Jeering Mob Goads Suicidal Man To Jump To Death
One man, aged 40, who jumped from the roof of a multi-storey car park in UK, was urged by a huge, mocking, jeering crowd, according to mirror.com.
He jumped from a height of 60ft (18.2m). Some of the crowd even videotaped the tragedy in their mobile phones.
Some callous members of the public shouted: "Get on with it", "Go on, jump," and even asked: "How far can you bounce?"
West Mercia police officers were called to the scene outside the busy Southwater shopping centre in Telford, Shropshire, at around 1p.m. They called the crowd "appalling" and some specialist negotiators tried to calm him down, yet the main jumped to his death at 3.40 p.m.
Inspector Ben Smith, from the force's operational control centre, exclaimed that he was "shocked" by the crowd. He said: "Obviously we would certainly not be supportive of that kind of behaviour.
"It is pretty appalling because it is someone who is clearly in need of support and assistance. That behaviour is something we would condemn. Clearly what that individual needed was time and space and a professional to help them out.

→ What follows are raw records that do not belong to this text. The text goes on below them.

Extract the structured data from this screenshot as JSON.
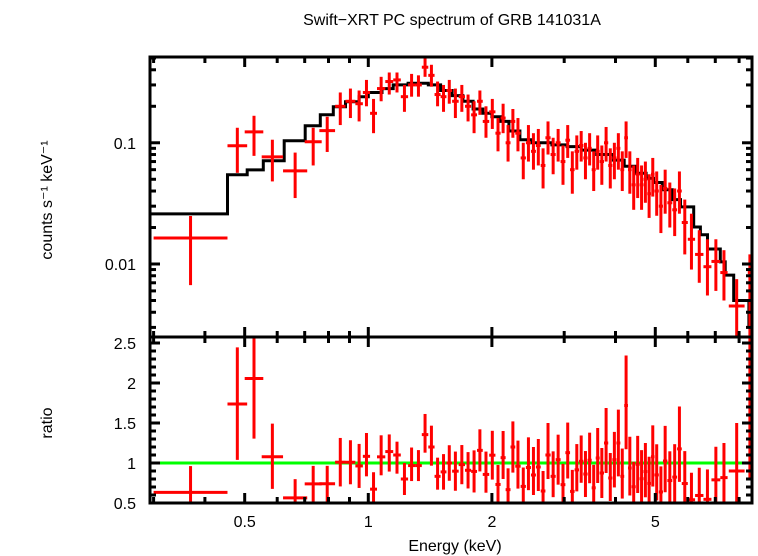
{
  "chart_data": {
    "type": "scatter",
    "title": "Swift−XRT PC spectrum of GRB 141031A",
    "xlabel": "Energy (keV)",
    "xscale": "log",
    "xlim": [
      0.294,
      8.6
    ],
    "x_tick_labels": [
      {
        "v": 0.5,
        "t": "0.5"
      },
      {
        "v": 1,
        "t": "1"
      },
      {
        "v": 2,
        "t": "2"
      },
      {
        "v": 5,
        "t": "5"
      }
    ],
    "colors": {
      "data": "#ff0000",
      "model": "#000000",
      "unity": "#00ff00"
    },
    "panels": {
      "spectrum": {
        "ylabel": "counts s⁻¹ keV⁻¹",
        "yscale": "log",
        "ylim": [
          0.0025,
          0.51
        ],
        "y_tick_labels": [
          {
            "v": 0.1,
            "t": "0.1"
          },
          {
            "v": 0.01,
            "t": "0.01"
          }
        ],
        "series": [
          {
            "name": "data",
            "style": "crosses",
            "points_format": [
              "e_lo",
              "e_hi",
              "y",
              "y_lo",
              "y_hi"
            ],
            "points": [
              [
                0.3,
                0.454,
                0.0164,
                0.0067,
                0.0249
              ],
              [
                0.454,
                0.507,
                0.0945,
                0.0565,
                0.133
              ],
              [
                0.5,
                0.555,
                0.123,
                0.078,
                0.167
              ],
              [
                0.55,
                0.62,
                0.0766,
                0.048,
                0.106
              ],
              [
                0.62,
                0.71,
                0.0587,
                0.035,
                0.083
              ],
              [
                0.7,
                0.77,
                0.102,
                0.065,
                0.133
              ],
              [
                0.76,
                0.83,
                0.126,
                0.084,
                0.164
              ],
              [
                0.83,
                0.88,
                0.2,
                0.14,
                0.26
              ],
              [
                0.88,
                0.93,
                0.22,
                0.16,
                0.28
              ],
              [
                0.93,
                0.97,
                0.21,
                0.15,
                0.27
              ],
              [
                0.97,
                1.01,
                0.26,
                0.2,
                0.33
              ],
              [
                1.01,
                1.05,
                0.175,
                0.12,
                0.23
              ],
              [
                1.05,
                1.1,
                0.28,
                0.22,
                0.35
              ],
              [
                1.1,
                1.15,
                0.32,
                0.25,
                0.38
              ],
              [
                1.15,
                1.2,
                0.33,
                0.26,
                0.38
              ],
              [
                1.2,
                1.25,
                0.24,
                0.18,
                0.3
              ],
              [
                1.25,
                1.3,
                0.3,
                0.24,
                0.37
              ],
              [
                1.3,
                1.35,
                0.3,
                0.24,
                0.36
              ],
              [
                1.35,
                1.4,
                0.42,
                0.35,
                0.5
              ],
              [
                1.4,
                1.45,
                0.36,
                0.29,
                0.44
              ],
              [
                1.45,
                1.5,
                0.25,
                0.2,
                0.32
              ],
              [
                1.5,
                1.55,
                0.24,
                0.18,
                0.3
              ],
              [
                1.55,
                1.6,
                0.27,
                0.21,
                0.33
              ],
              [
                1.6,
                1.66,
                0.22,
                0.16,
                0.28
              ],
              [
                1.66,
                1.72,
                0.24,
                0.18,
                0.3
              ],
              [
                1.72,
                1.78,
                0.2,
                0.15,
                0.25
              ],
              [
                1.78,
                1.84,
                0.17,
                0.12,
                0.22
              ],
              [
                1.84,
                1.9,
                0.22,
                0.17,
                0.27
              ],
              [
                1.9,
                1.97,
                0.15,
                0.11,
                0.2
              ],
              [
                1.97,
                2.04,
                0.18,
                0.13,
                0.23
              ],
              [
                2.04,
                2.1,
                0.12,
                0.085,
                0.16
              ],
              [
                2.1,
                2.16,
                0.16,
                0.12,
                0.21
              ],
              [
                2.16,
                2.22,
                0.1,
                0.07,
                0.14
              ],
              [
                2.22,
                2.28,
                0.15,
                0.11,
                0.19
              ],
              [
                2.28,
                2.35,
                0.12,
                0.085,
                0.16
              ],
              [
                2.35,
                2.42,
                0.075,
                0.05,
                0.1
              ],
              [
                2.42,
                2.49,
                0.1,
                0.07,
                0.14
              ],
              [
                2.49,
                2.56,
                0.085,
                0.06,
                0.12
              ],
              [
                2.56,
                2.63,
                0.095,
                0.065,
                0.13
              ],
              [
                2.63,
                2.7,
                0.065,
                0.042,
                0.09
              ],
              [
                2.7,
                2.78,
                0.11,
                0.08,
                0.15
              ],
              [
                2.78,
                2.86,
                0.08,
                0.055,
                0.11
              ],
              [
                2.86,
                2.94,
                0.1,
                0.07,
                0.13
              ],
              [
                2.94,
                3.02,
                0.07,
                0.045,
                0.095
              ],
              [
                3.02,
                3.1,
                0.105,
                0.075,
                0.14
              ],
              [
                3.1,
                3.18,
                0.06,
                0.038,
                0.085
              ],
              [
                3.18,
                3.26,
                0.085,
                0.06,
                0.115
              ],
              [
                3.26,
                3.34,
                0.095,
                0.07,
                0.125
              ],
              [
                3.34,
                3.42,
                0.075,
                0.05,
                0.1
              ],
              [
                3.42,
                3.5,
                0.09,
                0.065,
                0.12
              ],
              [
                3.5,
                3.58,
                0.06,
                0.04,
                0.085
              ],
              [
                3.58,
                3.66,
                0.085,
                0.06,
                0.115
              ],
              [
                3.66,
                3.75,
                0.07,
                0.045,
                0.095
              ],
              [
                3.75,
                3.84,
                0.1,
                0.07,
                0.135
              ],
              [
                3.84,
                3.93,
                0.065,
                0.042,
                0.09
              ],
              [
                3.93,
                4.02,
                0.075,
                0.05,
                0.1
              ],
              [
                4.02,
                4.11,
                0.09,
                0.06,
                0.12
              ],
              [
                4.11,
                4.2,
                0.06,
                0.04,
                0.085
              ],
              [
                4.2,
                4.29,
                0.11,
                0.075,
                0.15
              ],
              [
                4.29,
                4.38,
                0.06,
                0.038,
                0.085
              ],
              [
                4.38,
                4.48,
                0.045,
                0.028,
                0.065
              ],
              [
                4.48,
                4.58,
                0.055,
                0.035,
                0.075
              ],
              [
                4.58,
                4.68,
                0.045,
                0.028,
                0.065
              ],
              [
                4.68,
                4.78,
                0.05,
                0.032,
                0.07
              ],
              [
                4.78,
                4.88,
                0.038,
                0.024,
                0.055
              ],
              [
                4.88,
                4.98,
                0.055,
                0.036,
                0.075
              ],
              [
                4.98,
                5.1,
                0.04,
                0.025,
                0.058
              ],
              [
                5.1,
                5.22,
                0.03,
                0.018,
                0.045
              ],
              [
                5.22,
                5.35,
                0.042,
                0.026,
                0.06
              ],
              [
                5.35,
                5.5,
                0.032,
                0.02,
                0.047
              ],
              [
                5.5,
                5.65,
                0.028,
                0.017,
                0.042
              ],
              [
                5.65,
                5.8,
                0.04,
                0.026,
                0.058
              ],
              [
                5.8,
                6.0,
                0.022,
                0.012,
                0.034
              ],
              [
                6.0,
                6.25,
                0.016,
                0.009,
                0.026
              ],
              [
                6.25,
                6.55,
                0.012,
                0.007,
                0.019
              ],
              [
                6.55,
                6.85,
                0.0095,
                0.0055,
                0.016
              ],
              [
                6.85,
                7.2,
                0.0105,
                0.006,
                0.016
              ],
              [
                7.2,
                7.5,
                0.0085,
                0.005,
                0.013
              ],
              [
                7.55,
                8.25,
                0.0045,
                0.0025,
                0.0075
              ],
              [
                8.4,
                8.6,
                0.0085,
                0.0025,
                0.012
              ]
            ]
          },
          {
            "name": "model",
            "style": "step",
            "steps_format": [
              "e_start",
              "y"
            ],
            "steps": [
              [
                0.294,
                0.0259
              ],
              [
                0.454,
                0.0544
              ],
              [
                0.507,
                0.0598
              ],
              [
                0.555,
                0.071
              ],
              [
                0.624,
                0.104
              ],
              [
                0.702,
                0.138
              ],
              [
                0.764,
                0.17
              ],
              [
                0.822,
                0.198
              ],
              [
                0.88,
                0.218
              ],
              [
                0.95,
                0.24
              ],
              [
                1.0,
                0.26
              ],
              [
                1.08,
                0.28
              ],
              [
                1.15,
                0.3
              ],
              [
                1.25,
                0.31
              ],
              [
                1.4,
                0.3
              ],
              [
                1.5,
                0.27
              ],
              [
                1.6,
                0.245
              ],
              [
                1.7,
                0.22
              ],
              [
                1.8,
                0.19
              ],
              [
                1.9,
                0.175
              ],
              [
                2.0,
                0.164
              ],
              [
                2.1,
                0.15
              ],
              [
                2.2,
                0.125
              ],
              [
                2.34,
                0.106
              ],
              [
                2.5,
                0.1
              ],
              [
                2.8,
                0.096
              ],
              [
                3.05,
                0.093
              ],
              [
                3.3,
                0.087
              ],
              [
                3.6,
                0.08
              ],
              [
                3.95,
                0.072
              ],
              [
                4.2,
                0.064
              ],
              [
                4.5,
                0.056
              ],
              [
                4.75,
                0.051
              ],
              [
                4.95,
                0.047
              ],
              [
                5.2,
                0.041
              ],
              [
                5.5,
                0.034
              ],
              [
                5.76,
                0.0296
              ],
              [
                6.2,
                0.0202
              ],
              [
                6.44,
                0.0174
              ],
              [
                6.7,
                0.0133
              ],
              [
                7.2,
                0.0104
              ],
              [
                7.4,
                0.0081
              ],
              [
                7.76,
                0.005
              ],
              [
                8.45,
                0.0031
              ]
            ],
            "end": 8.6
          }
        ]
      },
      "ratio": {
        "ylabel": "ratio",
        "yscale": "linear",
        "ylim": [
          0.5,
          2.575
        ],
        "y_tick_labels": [
          {
            "v": 0.5,
            "t": "0.5"
          },
          {
            "v": 1,
            "t": "1"
          },
          {
            "v": 1.5,
            "t": "1.5"
          },
          {
            "v": 2,
            "t": "2"
          },
          {
            "v": 2.5,
            "t": "2.5"
          }
        ],
        "reference_line": 1,
        "derived_from": "data / model"
      }
    }
  }
}
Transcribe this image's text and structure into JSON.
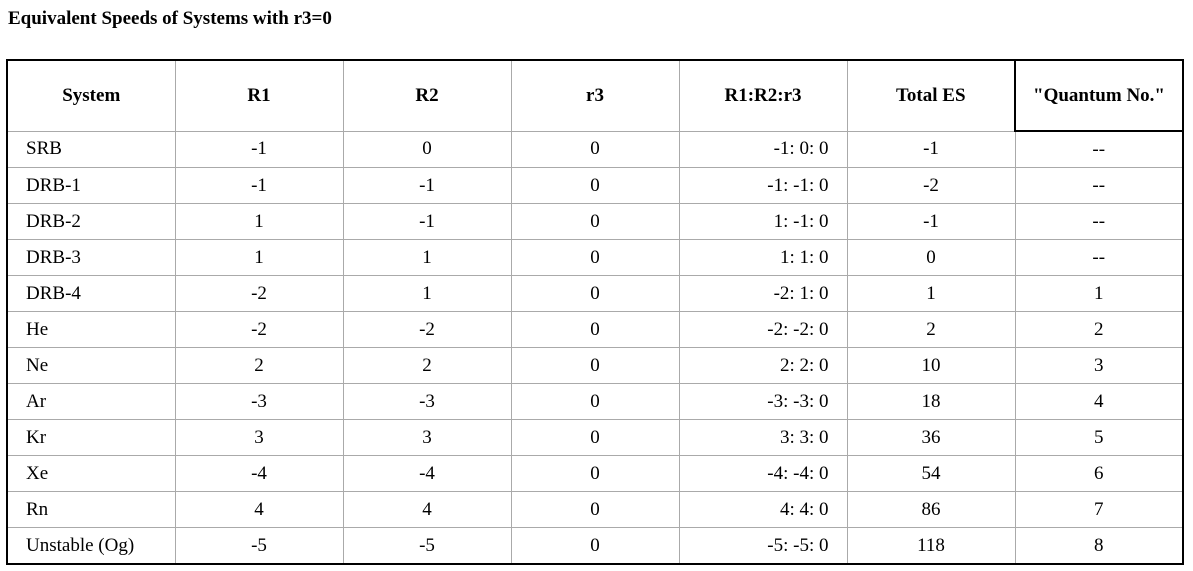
{
  "title": "Equivalent Speeds of Systems with r3=0",
  "table": {
    "header": [
      "System",
      "R1",
      "R2",
      "r3",
      "R1:R2:r3",
      "Total ES",
      "\"Quantum No.\""
    ],
    "rows": [
      [
        "SRB",
        -1,
        0,
        0,
        "-1: 0: 0",
        -1,
        "--"
      ],
      [
        "DRB-1",
        -1,
        -1,
        0,
        "-1: -1: 0",
        -2,
        "--"
      ],
      [
        "DRB-2",
        1,
        -1,
        0,
        "1: -1: 0",
        -1,
        "--"
      ],
      [
        "DRB-3",
        1,
        1,
        0,
        "1: 1: 0",
        0,
        "--"
      ],
      [
        "DRB-4",
        -2,
        1,
        0,
        "-2: 1: 0",
        1,
        1
      ],
      [
        "He",
        -2,
        -2,
        0,
        "-2: -2: 0",
        2,
        2
      ],
      [
        "Ne",
        2,
        2,
        0,
        "2: 2: 0",
        10,
        3
      ],
      [
        "Ar",
        -3,
        -3,
        0,
        "-3: -3: 0",
        18,
        4
      ],
      [
        "Kr",
        3,
        3,
        0,
        "3: 3: 0",
        36,
        5
      ],
      [
        "Xe",
        -4,
        -4,
        0,
        "-4: -4: 0",
        54,
        6
      ],
      [
        "Rn",
        4,
        4,
        0,
        "4: 4: 0",
        86,
        7
      ],
      [
        "Unstable (Og)",
        -5,
        -5,
        0,
        "-5: -5: 0",
        118,
        8
      ]
    ]
  }
}
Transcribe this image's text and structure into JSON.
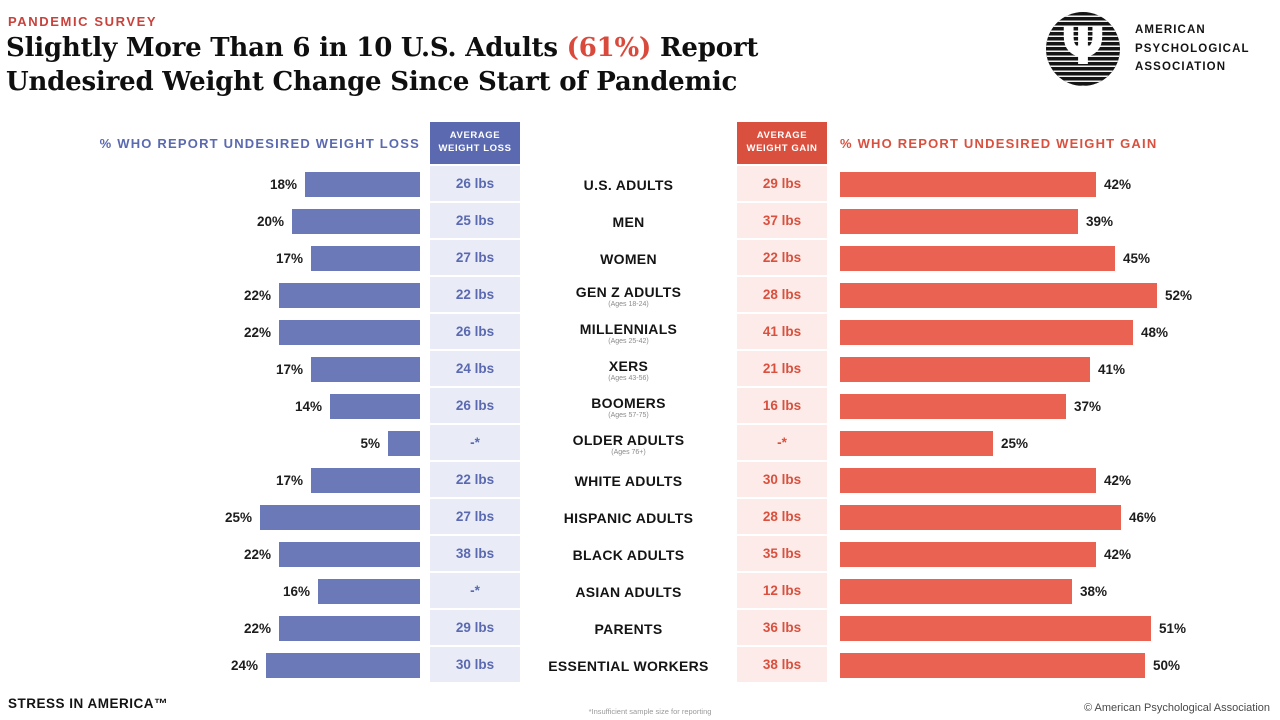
{
  "page": {
    "kicker": "PANDEMIC SURVEY",
    "title": {
      "pre": "Slightly More Than 6 in 10 U.S. Adults ",
      "highlight": "(61%)",
      "post": " Report",
      "line2": "Undesired Weight Change Since Start of Pandemic"
    },
    "logo": {
      "psi": "Ψ",
      "org_line1": "AMERICAN",
      "org_line2": "PSYCHOLOGICAL",
      "org_line3": "ASSOCIATION"
    },
    "footer": {
      "brand": "STRESS IN AMERICA™",
      "footnote": "*Insufficient sample size for reporting",
      "copyright": "© American Psychological Association"
    }
  },
  "chart_data": {
    "type": "bar",
    "orientation": "horizontal-diverging",
    "headers": {
      "loss_axis": "% WHO REPORT UNDESIRED WEIGHT LOSS",
      "loss_avg": "AVERAGE WEIGHT LOSS",
      "gain_avg": "AVERAGE WEIGHT GAIN",
      "gain_axis": "% WHO REPORT UNDESIRED WEIGHT GAIN"
    },
    "xlim_loss_pct": [
      0,
      25
    ],
    "xlim_gain_pct": [
      0,
      52
    ],
    "colors": {
      "loss_bar": "#6b79b8",
      "loss_header_box": "#5a69b0",
      "loss_cell_bg": "#e9ecf6",
      "gain_bar": "#ea6352",
      "gain_header_box": "#d9503e",
      "gain_cell_bg": "#fcebe8",
      "kicker_red": "#c8423b",
      "highlight_red": "#d9493c"
    },
    "rows": [
      {
        "label": "U.S. ADULTS",
        "sub": "",
        "loss_pct": 18,
        "avg_loss": "26 lbs",
        "avg_gain": "29 lbs",
        "gain_pct": 42
      },
      {
        "label": "MEN",
        "sub": "",
        "loss_pct": 20,
        "avg_loss": "25 lbs",
        "avg_gain": "37 lbs",
        "gain_pct": 39
      },
      {
        "label": "WOMEN",
        "sub": "",
        "loss_pct": 17,
        "avg_loss": "27 lbs",
        "avg_gain": "22 lbs",
        "gain_pct": 45
      },
      {
        "label": "GEN Z ADULTS",
        "sub": "(Ages 18-24)",
        "loss_pct": 22,
        "avg_loss": "22 lbs",
        "avg_gain": "28 lbs",
        "gain_pct": 52
      },
      {
        "label": "MILLENNIALS",
        "sub": "(Ages 25-42)",
        "loss_pct": 22,
        "avg_loss": "26 lbs",
        "avg_gain": "41 lbs",
        "gain_pct": 48
      },
      {
        "label": "XERS",
        "sub": "(Ages 43-56)",
        "loss_pct": 17,
        "avg_loss": "24 lbs",
        "avg_gain": "21 lbs",
        "gain_pct": 41
      },
      {
        "label": "BOOMERS",
        "sub": "(Ages 57-75)",
        "loss_pct": 14,
        "avg_loss": "26 lbs",
        "avg_gain": "16 lbs",
        "gain_pct": 37
      },
      {
        "label": "OLDER ADULTS",
        "sub": "(Ages 76+)",
        "loss_pct": 5,
        "avg_loss": "-*",
        "avg_gain": "-*",
        "gain_pct": 25
      },
      {
        "label": "WHITE ADULTS",
        "sub": "",
        "loss_pct": 17,
        "avg_loss": "22 lbs",
        "avg_gain": "30 lbs",
        "gain_pct": 42
      },
      {
        "label": "HISPANIC ADULTS",
        "sub": "",
        "loss_pct": 25,
        "avg_loss": "27 lbs",
        "avg_gain": "28 lbs",
        "gain_pct": 46
      },
      {
        "label": "BLACK ADULTS",
        "sub": "",
        "loss_pct": 22,
        "avg_loss": "38 lbs",
        "avg_gain": "35 lbs",
        "gain_pct": 42
      },
      {
        "label": "ASIAN ADULTS",
        "sub": "",
        "loss_pct": 16,
        "avg_loss": "-*",
        "avg_gain": "12 lbs",
        "gain_pct": 38
      },
      {
        "label": "PARENTS",
        "sub": "",
        "loss_pct": 22,
        "avg_loss": "29 lbs",
        "avg_gain": "36 lbs",
        "gain_pct": 51
      },
      {
        "label": "ESSENTIAL WORKERS",
        "sub": "",
        "loss_pct": 24,
        "avg_loss": "30 lbs",
        "avg_gain": "38 lbs",
        "gain_pct": 50
      }
    ]
  }
}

"The individual would have been in need of care and support and appropriate intervention from medical professionals, so anything like that to encourage someone to jump should be unequivocally condemned."
One of the bystanders, 20-year-old Kelly Porter-Smith, said: "I am so disappointed in the actions of some of our citizens during a time of crisis. I am so incredibly sad for him.
"I work in town and I am going to find it hard to be up there every day."
Rosie Brown, 44, from Wellington, Shrops., wrote on Facebook: "The people were goading the man to jump. May you or any member of your family and friends never reach a point in your life where you reach a dark place and the only option you feel will make the pain go away is to end it. Never judge until you have walked in those shoes. Depression is not a laughing matter."
The car park finally reopened on Saturday evening.
A spokesman for Telford & Wrekin Council, the owners, confirmed: "Our thoughts are with the family and friends of the man who died at Southwater."